All of this is to say that even under the best circumstances, government datasets and research can get lost or deleted, and archiving it is not always easy. When an administration specifically makes a point of deleting research, this already fragile ecosystem is stressed even further. All of these suddenly disappeared datasets must be taken in with the context that we know the Trump administration has ordered agencies to delete and edit specific webpages, and 404 Media’s own reporting has shown targeted deletions of pages relating to diversity, equity, and inclusion as well as climate change.
In a post from this week on Free Government Information, Jacobs explained that “the government information crisis is bigger than you think.”
“There is a difference between the government changing a policy and the government erasing information, but the line between those two has blurred in the digital age,” Jacobs wrote. He explained that before the internet, government documents were printed and were archived by being distributed among many different libraries as part of the “Federal Depository Library Program.” The internet has made a lot of government information more accessible, but it has also made it a lot more fragile.
“In the print era, libraries did a good (but not perfect) job of preservation through inertia (ie collect and catalog a document, put it on a shelf, and leave it there until a patron wanted it),” Jacobs told 404 Media in an email. “In the digital era, that system of distribution/preservation/access has broken down because digital publications are no longer ‘distributed’ to libraries, and government entities a) publish a LOT more on the internet; but b) have no clear regulations or policies regarding preservation.”

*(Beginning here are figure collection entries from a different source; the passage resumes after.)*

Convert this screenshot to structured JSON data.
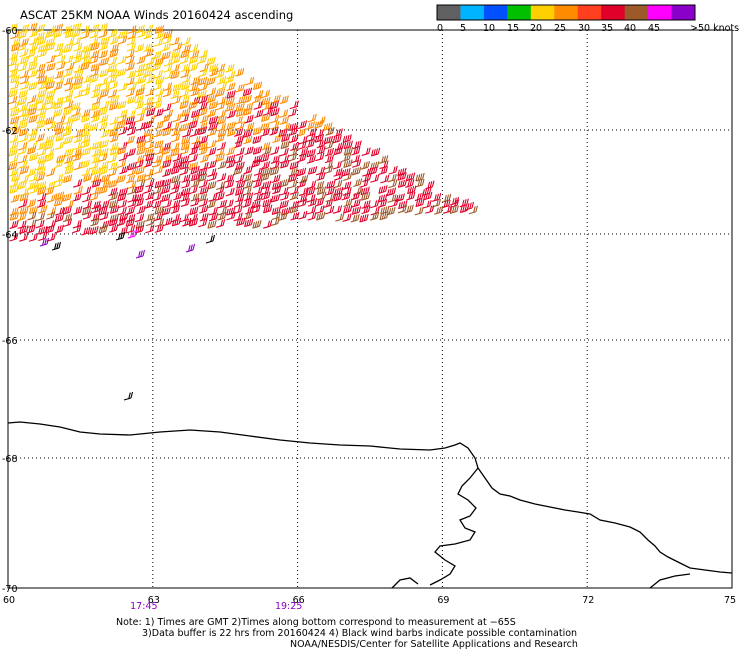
{
  "title": "ASCAT 25KM NOAA Winds 20160424 ascending",
  "legend": {
    "ticks": [
      "0",
      "5",
      "10",
      "15",
      "20",
      "25",
      "30",
      "35",
      "40",
      "45",
      ">50 knots"
    ],
    "colors": [
      "#606060",
      "#00b4ff",
      "#0050ff",
      "#00c000",
      "#ffd000",
      "#ff8c00",
      "#ff4020",
      "#e0002a",
      "#9c5a2a",
      "#ff00ff",
      "#8a00c8"
    ]
  },
  "map": {
    "lat_labels": [
      "-60",
      "-62",
      "-64",
      "-66",
      "-68",
      "-70"
    ],
    "lon_labels": [
      "60",
      "63",
      "66",
      "69",
      "72",
      "75"
    ],
    "lat_range": [
      -70,
      -60
    ],
    "lon_range": [
      60,
      75
    ],
    "gridlines": true,
    "overpass_times": [
      {
        "label": "17:45",
        "lon": 62.8
      },
      {
        "label": "19:25",
        "lon": 65.8
      }
    ],
    "wind_colors": {
      "yellow": "#ffd000",
      "orange": "#ff8c00",
      "red": "#e0002a",
      "brown": "#9c5a2a",
      "magenta": "#ff00ff",
      "purple": "#8a00c8",
      "black": "#000000"
    }
  },
  "notes": {
    "line1": "Note: 1) Times are GMT 2)Times along bottom correspond to measurement at −65S",
    "line2": "3)Data buffer is 22 hrs from 20160424 4) Black wind barbs indicate possible contamination",
    "line3": "NOAA/NESDIS/Center for Satellite Applications and Research"
  }
}
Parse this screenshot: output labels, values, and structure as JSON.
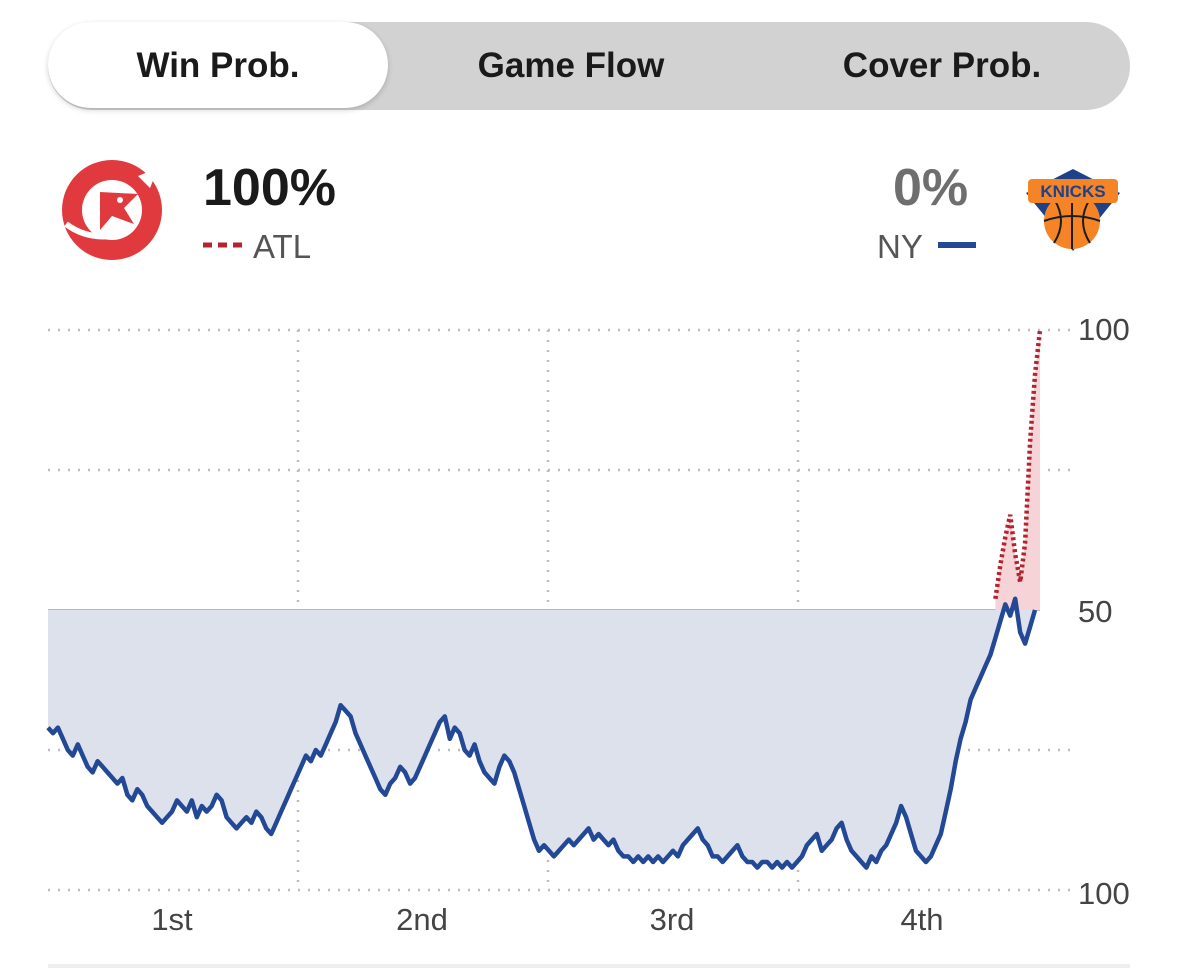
{
  "tabs": [
    {
      "label": "Win Prob.",
      "active": true
    },
    {
      "label": "Game Flow",
      "active": false
    },
    {
      "label": "Cover Prob.",
      "active": false
    }
  ],
  "teams": {
    "home": {
      "abbr": "ATL",
      "pct": "100%",
      "color": "#b3242f",
      "logo": "hawks-logo"
    },
    "away": {
      "abbr": "NY",
      "pct": "0%",
      "color": "#234996",
      "logo": "knicks-logo"
    }
  },
  "chart_data": {
    "type": "area",
    "x_categories": [
      "1st",
      "2nd",
      "3rd",
      "4th"
    ],
    "y_tick_labels": [
      "100",
      "50",
      "100"
    ],
    "ylim": [
      0,
      100
    ],
    "midline": 50,
    "grid": "dotted",
    "series": [
      {
        "name": "NY",
        "color": "#234996",
        "style": "solid",
        "x": [
          0,
          1,
          2,
          3,
          4,
          5,
          6,
          7,
          8,
          9,
          10,
          11,
          12,
          13,
          14,
          15,
          16,
          17,
          18,
          19,
          20,
          21,
          22,
          23,
          24,
          25,
          26,
          27,
          28,
          29,
          30,
          31,
          32,
          33,
          34,
          35,
          36,
          37,
          38,
          39,
          40,
          41,
          42,
          43,
          44,
          45,
          46,
          47,
          48,
          49,
          50,
          51,
          52,
          53,
          54,
          55,
          56,
          57,
          58,
          59,
          60,
          61,
          62,
          63,
          64,
          65,
          66,
          67,
          68,
          69,
          70,
          71,
          72,
          73,
          74,
          75,
          76,
          77,
          78,
          79,
          80,
          81,
          82,
          83,
          84,
          85,
          86,
          87,
          88,
          89,
          90,
          91,
          92,
          93,
          94,
          95,
          96,
          97,
          98,
          99,
          100,
          101,
          102,
          103,
          104,
          105,
          106,
          107,
          108,
          109,
          110,
          111,
          112,
          113,
          114,
          115,
          116,
          117,
          118,
          119,
          120,
          121,
          122,
          123,
          124,
          125,
          126,
          127,
          128,
          129,
          130,
          131,
          132,
          133,
          134,
          135,
          136,
          137,
          138,
          139,
          140,
          141,
          142,
          143,
          144,
          145,
          146,
          147,
          148,
          149,
          150,
          151,
          152,
          153,
          154,
          155,
          156,
          157,
          158,
          159,
          160,
          161,
          162,
          163,
          164,
          165,
          166,
          167,
          168,
          169,
          170,
          171,
          172,
          173,
          174,
          175,
          176,
          177,
          178,
          179,
          180,
          181,
          182,
          183,
          184,
          185,
          186,
          187,
          188,
          189,
          190,
          191,
          192,
          193,
          194,
          195,
          196,
          197,
          198,
          199
        ],
        "values": [
          29,
          28,
          29,
          27,
          25,
          24,
          26,
          24,
          22,
          21,
          23,
          22,
          21,
          20,
          19,
          20,
          17,
          16,
          18,
          17,
          15,
          14,
          13,
          12,
          13,
          14,
          16,
          15,
          14,
          16,
          13,
          15,
          14,
          15,
          17,
          16,
          13,
          12,
          11,
          12,
          13,
          12,
          14,
          13,
          11,
          10,
          12,
          14,
          16,
          18,
          20,
          22,
          24,
          23,
          25,
          24,
          26,
          28,
          30,
          33,
          32,
          31,
          28,
          26,
          24,
          22,
          20,
          18,
          17,
          19,
          20,
          22,
          21,
          19,
          20,
          22,
          24,
          26,
          28,
          30,
          31,
          27,
          29,
          28,
          25,
          24,
          26,
          23,
          21,
          20,
          19,
          22,
          24,
          23,
          21,
          18,
          15,
          12,
          9,
          7,
          8,
          7,
          6,
          7,
          8,
          9,
          8,
          9,
          10,
          11,
          9,
          10,
          9,
          8,
          9,
          7,
          6,
          6,
          5,
          6,
          5,
          6,
          5,
          6,
          5,
          6,
          7,
          6,
          8,
          9,
          10,
          11,
          9,
          8,
          6,
          6,
          5,
          6,
          7,
          8,
          6,
          5,
          5,
          4,
          5,
          5,
          4,
          5,
          4,
          5,
          4,
          5,
          6,
          8,
          9,
          10,
          7,
          8,
          9,
          11,
          12,
          9,
          7,
          6,
          5,
          4,
          6,
          5,
          7,
          8,
          10,
          12,
          15,
          13,
          10,
          7,
          6,
          5,
          6,
          8,
          10,
          14,
          18,
          23,
          27,
          30,
          34,
          36,
          38,
          40,
          42,
          45,
          48,
          51,
          49,
          52,
          46,
          44,
          47,
          50
        ]
      },
      {
        "name": "ATL",
        "color": "#b3242f",
        "style": "dashed",
        "x": [
          191,
          192,
          193,
          194,
          195,
          196,
          197,
          198,
          199,
          200
        ],
        "values": [
          52,
          58,
          63,
          67,
          60,
          55,
          62,
          80,
          92,
          100
        ]
      }
    ]
  }
}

It is absolutely true that the Trump administration is deleting government data and research and is making it harder to access. But determining what is gone, where it went, whether it’s been preserved somewhere, and why it was taken down is a process that is time intensive and going to take a while.
“One thing that is clear to me about datasets coming down from data.gov is that when we rely on one place for collecting, hosting, and making available these datasets, we will always have an issue with data disappearing,” Phillips said. “Historically the federal government would distribute information to libraries across the country to provide greater access and also a safeguard against loss. That isn't done in the same way for this government data.”